# como hacer capturas con el pic16f877



## raul marquez (Oct 16, 2007)

hola a todos;

amigos estoy tratando de realizar un proyecto con el pic16f877, pero no entiendo como debo hacer las capturas osea no se como trabaja el modulo CCP en modo captura.
gracias por la colaboracion que me puedan prestar.


----------



## Ardogan (Oct 17, 2007)

Hola Raul. Según tengo entendido los módulos de captura toman el valor de un temporizador (un timer) cuando se presenta un evento en un pin configurado en modo de captura.
Con eventos me refiero a flanco ascendente, descendente, nivel alto, bajo.
El modulo de captura trabaja en conjunto con un temporizador (es decir, un contador cuya entrada de pulsos proviene de los pulsos de reloj del PIC, con opción de pre-escala).
Entonces, cuando ocurre un evento en el pin de captura (flanco ascendente por decir algo), se copia el contenido del temporizador a un registro específico (CCPR1).
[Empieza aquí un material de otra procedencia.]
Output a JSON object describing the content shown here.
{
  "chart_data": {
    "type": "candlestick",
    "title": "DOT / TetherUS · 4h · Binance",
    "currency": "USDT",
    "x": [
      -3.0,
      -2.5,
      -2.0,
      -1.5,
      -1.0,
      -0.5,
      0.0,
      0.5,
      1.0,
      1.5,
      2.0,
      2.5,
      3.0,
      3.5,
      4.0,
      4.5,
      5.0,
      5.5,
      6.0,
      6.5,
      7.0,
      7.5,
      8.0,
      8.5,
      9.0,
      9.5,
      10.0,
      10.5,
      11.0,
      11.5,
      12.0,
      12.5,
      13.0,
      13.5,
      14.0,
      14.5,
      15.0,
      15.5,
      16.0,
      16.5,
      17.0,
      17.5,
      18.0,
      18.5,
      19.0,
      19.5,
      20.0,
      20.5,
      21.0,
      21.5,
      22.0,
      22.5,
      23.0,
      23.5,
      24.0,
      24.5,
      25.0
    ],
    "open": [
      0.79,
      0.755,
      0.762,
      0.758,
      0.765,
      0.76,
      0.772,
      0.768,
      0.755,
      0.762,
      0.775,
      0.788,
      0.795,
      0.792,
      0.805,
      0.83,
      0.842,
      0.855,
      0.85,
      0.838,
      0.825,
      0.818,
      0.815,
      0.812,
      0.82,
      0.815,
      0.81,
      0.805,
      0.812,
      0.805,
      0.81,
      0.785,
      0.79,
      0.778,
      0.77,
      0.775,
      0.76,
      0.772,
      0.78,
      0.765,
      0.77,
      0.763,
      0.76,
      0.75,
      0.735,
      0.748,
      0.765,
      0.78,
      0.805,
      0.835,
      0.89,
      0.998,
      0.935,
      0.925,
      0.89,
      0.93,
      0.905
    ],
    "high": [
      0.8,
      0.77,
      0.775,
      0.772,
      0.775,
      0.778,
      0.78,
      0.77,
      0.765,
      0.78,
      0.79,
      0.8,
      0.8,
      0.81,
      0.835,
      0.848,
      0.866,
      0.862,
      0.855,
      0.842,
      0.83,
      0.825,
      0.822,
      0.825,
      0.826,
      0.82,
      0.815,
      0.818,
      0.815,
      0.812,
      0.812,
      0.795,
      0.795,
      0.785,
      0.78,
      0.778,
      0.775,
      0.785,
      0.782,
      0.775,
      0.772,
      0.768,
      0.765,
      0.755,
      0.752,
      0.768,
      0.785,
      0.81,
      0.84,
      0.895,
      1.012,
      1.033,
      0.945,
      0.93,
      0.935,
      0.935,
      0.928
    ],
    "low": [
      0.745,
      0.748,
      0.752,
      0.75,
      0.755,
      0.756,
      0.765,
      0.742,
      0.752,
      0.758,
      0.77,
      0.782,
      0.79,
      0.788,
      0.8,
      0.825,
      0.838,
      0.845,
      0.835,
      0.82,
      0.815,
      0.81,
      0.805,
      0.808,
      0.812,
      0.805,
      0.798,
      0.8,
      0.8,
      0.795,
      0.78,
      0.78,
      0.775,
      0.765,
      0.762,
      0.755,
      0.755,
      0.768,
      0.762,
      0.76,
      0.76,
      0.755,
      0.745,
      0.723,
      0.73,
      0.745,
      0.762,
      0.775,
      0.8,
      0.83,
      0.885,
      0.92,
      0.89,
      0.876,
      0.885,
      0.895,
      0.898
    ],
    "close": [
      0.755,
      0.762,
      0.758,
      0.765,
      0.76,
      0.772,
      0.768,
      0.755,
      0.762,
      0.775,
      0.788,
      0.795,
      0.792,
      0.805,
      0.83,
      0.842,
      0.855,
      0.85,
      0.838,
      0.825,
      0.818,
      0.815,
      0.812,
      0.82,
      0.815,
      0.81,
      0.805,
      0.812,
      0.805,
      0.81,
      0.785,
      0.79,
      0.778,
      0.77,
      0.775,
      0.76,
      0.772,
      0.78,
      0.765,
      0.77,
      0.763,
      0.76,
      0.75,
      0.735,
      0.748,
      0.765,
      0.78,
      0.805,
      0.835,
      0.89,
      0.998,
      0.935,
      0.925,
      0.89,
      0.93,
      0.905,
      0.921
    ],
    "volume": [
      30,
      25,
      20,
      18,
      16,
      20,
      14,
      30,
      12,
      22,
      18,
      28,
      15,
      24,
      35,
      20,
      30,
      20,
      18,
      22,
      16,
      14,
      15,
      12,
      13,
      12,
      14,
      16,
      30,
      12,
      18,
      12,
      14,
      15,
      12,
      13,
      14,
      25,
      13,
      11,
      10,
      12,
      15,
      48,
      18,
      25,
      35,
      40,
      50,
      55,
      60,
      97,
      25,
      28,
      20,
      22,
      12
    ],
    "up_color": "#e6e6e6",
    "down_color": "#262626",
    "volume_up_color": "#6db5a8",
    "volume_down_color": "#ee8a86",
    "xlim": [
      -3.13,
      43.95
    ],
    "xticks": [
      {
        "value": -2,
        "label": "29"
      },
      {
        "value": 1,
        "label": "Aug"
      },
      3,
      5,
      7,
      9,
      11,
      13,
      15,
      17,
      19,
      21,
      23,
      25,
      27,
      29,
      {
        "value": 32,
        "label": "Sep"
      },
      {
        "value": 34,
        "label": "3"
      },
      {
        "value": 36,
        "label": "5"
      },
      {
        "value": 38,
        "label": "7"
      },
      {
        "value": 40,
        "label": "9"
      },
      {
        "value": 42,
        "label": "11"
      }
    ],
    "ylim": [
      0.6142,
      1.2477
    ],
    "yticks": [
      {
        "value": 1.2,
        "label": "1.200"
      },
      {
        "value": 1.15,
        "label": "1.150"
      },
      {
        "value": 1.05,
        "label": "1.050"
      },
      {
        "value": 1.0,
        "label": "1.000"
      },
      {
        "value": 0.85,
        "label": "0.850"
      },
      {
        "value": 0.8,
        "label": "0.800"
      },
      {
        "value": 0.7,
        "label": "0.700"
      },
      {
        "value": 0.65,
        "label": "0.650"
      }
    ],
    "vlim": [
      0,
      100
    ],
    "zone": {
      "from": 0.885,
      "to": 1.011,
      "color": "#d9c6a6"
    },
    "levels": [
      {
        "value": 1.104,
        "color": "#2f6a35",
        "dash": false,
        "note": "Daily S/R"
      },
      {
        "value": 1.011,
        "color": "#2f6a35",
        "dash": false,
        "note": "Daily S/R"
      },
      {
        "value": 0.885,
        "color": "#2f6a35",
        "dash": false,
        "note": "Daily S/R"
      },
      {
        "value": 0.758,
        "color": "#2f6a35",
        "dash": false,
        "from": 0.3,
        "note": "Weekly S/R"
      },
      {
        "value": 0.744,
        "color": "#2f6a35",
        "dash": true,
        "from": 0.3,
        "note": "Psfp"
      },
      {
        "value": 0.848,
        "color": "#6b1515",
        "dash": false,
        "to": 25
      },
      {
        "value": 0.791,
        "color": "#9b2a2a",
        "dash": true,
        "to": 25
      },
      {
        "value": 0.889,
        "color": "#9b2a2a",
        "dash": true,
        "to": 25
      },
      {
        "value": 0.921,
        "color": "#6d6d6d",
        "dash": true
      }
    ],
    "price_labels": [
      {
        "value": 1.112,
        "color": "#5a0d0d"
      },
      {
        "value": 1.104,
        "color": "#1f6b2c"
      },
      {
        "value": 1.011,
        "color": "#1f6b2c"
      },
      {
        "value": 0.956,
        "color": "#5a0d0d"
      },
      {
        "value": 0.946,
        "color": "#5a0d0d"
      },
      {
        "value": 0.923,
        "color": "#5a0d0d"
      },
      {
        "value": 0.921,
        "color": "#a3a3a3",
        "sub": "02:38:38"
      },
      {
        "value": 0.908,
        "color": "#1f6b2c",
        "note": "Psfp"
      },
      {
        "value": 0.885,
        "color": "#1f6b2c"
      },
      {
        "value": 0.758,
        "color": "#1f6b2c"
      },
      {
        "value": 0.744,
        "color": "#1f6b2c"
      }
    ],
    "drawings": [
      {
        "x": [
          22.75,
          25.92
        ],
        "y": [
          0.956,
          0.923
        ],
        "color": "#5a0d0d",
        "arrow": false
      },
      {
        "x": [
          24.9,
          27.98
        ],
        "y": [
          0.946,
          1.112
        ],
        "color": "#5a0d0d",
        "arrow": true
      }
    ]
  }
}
También se genera una interrupción, que la podés usar o no según lo que quieras hacer.

La aplicación más básica es para medir ancho de pulso de un tren de ondas cuadradas (rectangulares más bien).

Pueden ser una alternativa a un pin de entrada analógica, si uno transformadorrma el nivel de tensión que quiere medir a un tren de pulsos de frecuencia fija y de ancho de pulso variable (proporcional al valor de la señal).

También te puede servir para medir período (como si fuera un frecuencímetro).

en fin, cualquier señal de la que quieras medir parámetros temporales.

Saludos


----------



## raul marquez (Oct 17, 2007)

hola Ardogan,
bueno todo lo que me dices es cierto, pero el problema es que no se que tiempo o periodo me da el timer si por ej mi prescala es de 1 y cuando activo el timer el pulso comienza cuando se esta terminando el ciclo o modo que haya escogido, no se como funciona y nose si la captura en este caso me dara errada, mas o menos ese es el problema que tengo, si tienes al gun ejemplo que pueda servirme de guia te lo agradeceria.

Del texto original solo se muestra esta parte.